Stupid patronising not-listening GPs in general, who bang on and on "reasssuring" you about something normal which is not the thing you were consulting them about.

The post office putting cards through your door about oversized deliveries when you were out, which have a phone number on which doesn't connect to anything.

Rich, complacent people making out the recession is a good thing because society was too materialistic before - as if people were working hard through greed or choice. Society is not going to become magically more equal and less pressured because people are being made redundant and taking salary cuts - the opposite will happen, you fools.

People with big mortgages and huge senses of entitlement making out that home owners deserve more support in a recession than everyone else. No, the stupidly inflated cost / price of housing is a large part of the mess we are in and we aren't going to get out of it by preserving the god-given right of some people to make huge profits from property speculation.
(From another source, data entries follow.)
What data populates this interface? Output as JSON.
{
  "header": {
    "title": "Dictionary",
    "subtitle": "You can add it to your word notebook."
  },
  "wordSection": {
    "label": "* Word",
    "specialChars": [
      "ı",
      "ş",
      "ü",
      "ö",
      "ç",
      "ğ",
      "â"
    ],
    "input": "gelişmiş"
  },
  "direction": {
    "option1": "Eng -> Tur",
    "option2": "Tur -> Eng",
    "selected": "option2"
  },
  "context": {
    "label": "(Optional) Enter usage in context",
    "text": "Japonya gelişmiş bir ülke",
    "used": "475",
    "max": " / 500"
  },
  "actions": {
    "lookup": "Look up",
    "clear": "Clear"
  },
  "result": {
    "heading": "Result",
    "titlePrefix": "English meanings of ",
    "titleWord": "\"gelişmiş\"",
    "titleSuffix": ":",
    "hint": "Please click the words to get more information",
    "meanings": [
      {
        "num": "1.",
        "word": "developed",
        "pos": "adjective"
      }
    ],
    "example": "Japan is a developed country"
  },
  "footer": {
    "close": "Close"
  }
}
people spitting in the street. Why?

Horrible strong aftershave that makes me sneeze and wheeze.

The hairdresser in Streatham which is called "Crown & Glory" because the person doesn't know that "crown'n' glory" stands for "crowning" not "crown and".

vezzie · 16/04/2009 00:58

Sorry, I am tragically talking to myself now but there is one more that is so important I have to add it.

Southerners misspelling words with "oo" to represent the Northern "u" sound in for instance "stuff" or "but". No one in Yorkshire, Lancashire or Merseyside uses the same vowel sound in "stuff" as they do in "loose" and it is a. wrong to write the word as if they do and b. south-centrically patronising to imply that you have to somehow change the spelling to show they don't say "staff" for "stuff" like southerners.

IneedAbetterNickname · 16/04/2009 01:23

OK, have only read the 1st page (I am so lazy) but,

I don't mind 'Baby/child on board' signs (although we stopped using ours as we couldn't be bothered to put it in and take it out depending on when children were/weren't in car. HOWEVER I really hate 'babe on board' 'footballer' etc etc, they are not a fucking status symbol! Plus people who have multiple signs in their car. SIL has 5!!!! Yes 5! A 'baby on board' in rear window, passenger side, and 'mucky pup on board' in top centre of rear window (blocking her view from rear-view mirror). A 'child on board' rear window driver side, plus one in each back window. Until she gave birth again 5 weeks ago she also had a 'mum to be on board'

I also hate people who use text spelling that is as long as the real word and the point is what exactly?

I am sure there are many more but it is late and I am tired!

Oh yeah, my MIL and SIL in general, damn them!